Insurance Authority Tightens NFRS 17 Rules on Dividends

July 13th, 2026

Kathmandu — The Nepal Insurance Authority has introduced a new set of regulatory requirements to strengthen the implementation of Nepal Financial Reporting Standard (NFRS) 17, requiring insurers to comply with updated rules governing financial reporting, bonus declarations, annual general meetings, and dividend distributions.

Under the revised framework, insurance companies must continue preparing two separate sets of quarterly financial statements, a practice that began with the fourth quarter of fiscal year 2025/26, in accordance with the Authority’s implementation circular on NFRS 17.

The regulator has also revised the methodology for determining discretionary bonuses payable to participating policyholders. Going forward, insurers will be required to calculate such bonuses under the provisions of the Risk-Based Capital and Solvency Directive, 2025, bringing bonus declarations in line with the country’s risk-based supervisory framework.

The new rules also place tighter restrictions on dividend payments. Insurers will now be permitted to distribute dividends only from the lower of two profit figures: distributable earnings calculated under the Financial Statement Directive, 2023, or those reported under NFRS 17. The measure is intended to prevent companies from declaring dividends based on the more favourable accounting outcome.

The Authority has further clarified that all statutory reserve funds required under the Insurance Act and other regulatory directives must continue to be maintained in accordance with the Financial Statement Directive, 2023, regardless of the accounting treatment adopted under NFRS 17.

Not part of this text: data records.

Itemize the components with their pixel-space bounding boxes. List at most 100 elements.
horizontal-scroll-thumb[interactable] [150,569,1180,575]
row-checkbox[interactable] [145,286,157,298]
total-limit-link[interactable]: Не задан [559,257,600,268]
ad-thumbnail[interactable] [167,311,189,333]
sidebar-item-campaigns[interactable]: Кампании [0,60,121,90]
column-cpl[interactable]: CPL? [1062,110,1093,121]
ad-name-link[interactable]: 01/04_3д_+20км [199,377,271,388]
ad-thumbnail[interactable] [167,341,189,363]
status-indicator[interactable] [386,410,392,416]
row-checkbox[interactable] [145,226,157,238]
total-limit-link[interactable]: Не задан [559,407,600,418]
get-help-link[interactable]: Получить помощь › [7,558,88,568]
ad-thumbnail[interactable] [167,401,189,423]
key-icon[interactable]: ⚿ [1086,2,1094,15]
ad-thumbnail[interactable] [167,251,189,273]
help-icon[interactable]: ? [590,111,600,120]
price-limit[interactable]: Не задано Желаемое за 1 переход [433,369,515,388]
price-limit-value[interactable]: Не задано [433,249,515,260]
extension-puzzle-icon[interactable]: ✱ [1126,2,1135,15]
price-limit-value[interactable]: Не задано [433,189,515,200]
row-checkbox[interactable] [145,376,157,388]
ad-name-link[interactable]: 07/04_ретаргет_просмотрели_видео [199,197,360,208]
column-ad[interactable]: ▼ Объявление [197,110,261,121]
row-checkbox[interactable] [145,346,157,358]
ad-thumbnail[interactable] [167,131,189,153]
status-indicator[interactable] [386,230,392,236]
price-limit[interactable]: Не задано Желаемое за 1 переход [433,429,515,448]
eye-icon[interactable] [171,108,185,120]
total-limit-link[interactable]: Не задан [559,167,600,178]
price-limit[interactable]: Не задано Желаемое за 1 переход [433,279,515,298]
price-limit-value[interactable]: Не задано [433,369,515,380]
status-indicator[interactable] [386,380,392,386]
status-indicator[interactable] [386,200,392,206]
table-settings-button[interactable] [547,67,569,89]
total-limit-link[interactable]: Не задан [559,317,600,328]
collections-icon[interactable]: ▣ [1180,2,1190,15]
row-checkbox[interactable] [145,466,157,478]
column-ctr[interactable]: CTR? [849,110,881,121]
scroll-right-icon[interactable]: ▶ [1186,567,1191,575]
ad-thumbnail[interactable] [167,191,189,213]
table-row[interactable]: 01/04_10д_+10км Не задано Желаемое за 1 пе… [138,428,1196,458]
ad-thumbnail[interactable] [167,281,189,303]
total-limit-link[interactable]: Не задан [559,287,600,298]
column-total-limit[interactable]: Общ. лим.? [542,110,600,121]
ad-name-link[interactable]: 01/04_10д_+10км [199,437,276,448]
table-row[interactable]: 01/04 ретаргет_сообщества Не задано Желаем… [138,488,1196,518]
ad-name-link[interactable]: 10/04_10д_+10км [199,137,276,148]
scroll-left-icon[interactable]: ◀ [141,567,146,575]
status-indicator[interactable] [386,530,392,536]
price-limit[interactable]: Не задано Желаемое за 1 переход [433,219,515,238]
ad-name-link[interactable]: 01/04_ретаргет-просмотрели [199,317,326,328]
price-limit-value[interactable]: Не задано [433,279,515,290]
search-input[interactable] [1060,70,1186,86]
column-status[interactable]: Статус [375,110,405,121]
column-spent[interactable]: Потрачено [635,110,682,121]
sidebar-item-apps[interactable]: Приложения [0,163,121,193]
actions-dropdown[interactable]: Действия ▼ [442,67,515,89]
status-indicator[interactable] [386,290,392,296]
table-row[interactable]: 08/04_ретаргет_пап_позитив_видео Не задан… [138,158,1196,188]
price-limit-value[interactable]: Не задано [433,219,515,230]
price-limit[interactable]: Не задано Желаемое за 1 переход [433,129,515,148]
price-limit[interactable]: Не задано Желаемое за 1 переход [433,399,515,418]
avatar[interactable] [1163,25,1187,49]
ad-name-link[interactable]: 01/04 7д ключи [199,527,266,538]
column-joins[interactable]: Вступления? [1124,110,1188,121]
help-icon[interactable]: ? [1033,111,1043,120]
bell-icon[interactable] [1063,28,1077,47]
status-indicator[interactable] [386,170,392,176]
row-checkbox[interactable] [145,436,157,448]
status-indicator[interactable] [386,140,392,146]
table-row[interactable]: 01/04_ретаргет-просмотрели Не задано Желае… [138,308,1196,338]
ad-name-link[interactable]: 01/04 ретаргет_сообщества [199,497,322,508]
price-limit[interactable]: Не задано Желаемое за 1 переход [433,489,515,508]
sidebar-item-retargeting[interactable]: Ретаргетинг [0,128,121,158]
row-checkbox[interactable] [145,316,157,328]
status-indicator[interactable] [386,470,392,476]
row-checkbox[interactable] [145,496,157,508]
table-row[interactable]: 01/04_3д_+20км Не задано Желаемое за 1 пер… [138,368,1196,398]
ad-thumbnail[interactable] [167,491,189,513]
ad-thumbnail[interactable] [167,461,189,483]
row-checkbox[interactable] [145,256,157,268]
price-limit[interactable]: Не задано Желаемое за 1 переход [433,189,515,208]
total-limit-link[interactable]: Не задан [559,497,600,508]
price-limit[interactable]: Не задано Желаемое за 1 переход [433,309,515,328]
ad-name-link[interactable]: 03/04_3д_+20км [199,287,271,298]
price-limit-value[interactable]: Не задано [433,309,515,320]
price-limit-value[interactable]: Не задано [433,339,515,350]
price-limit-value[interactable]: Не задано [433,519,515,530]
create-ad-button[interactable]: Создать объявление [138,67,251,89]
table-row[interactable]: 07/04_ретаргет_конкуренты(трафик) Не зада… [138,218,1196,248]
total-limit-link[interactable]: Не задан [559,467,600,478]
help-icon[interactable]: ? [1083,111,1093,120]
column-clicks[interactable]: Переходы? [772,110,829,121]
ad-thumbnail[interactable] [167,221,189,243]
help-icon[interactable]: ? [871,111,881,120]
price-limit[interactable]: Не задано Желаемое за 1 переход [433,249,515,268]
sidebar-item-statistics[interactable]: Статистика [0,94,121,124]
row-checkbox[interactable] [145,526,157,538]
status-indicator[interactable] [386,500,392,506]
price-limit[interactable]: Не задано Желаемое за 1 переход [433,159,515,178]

Where retained earnings reported under NFRS 17 exceed the retained earnings calculated under the Financial Statement Directive, 2023, insurers will be required to transfer the excess into a separate regulatory reserve. That reserve must be maintained independently and cannot be used for dividend payments or any other appropriation without the prior approval of the Insurance Authority.

Conversely, if retained earnings under NFRS 17 fall below the balance determined under the Financial Statement Directive, insurers may draw down the regulatory reserve to bridge the difference, provided sufficient funds are available. However, the Authority has made it clear that the reserve cannot be distributed as dividends or used for any other purpose unless expressly authorized by the regulator.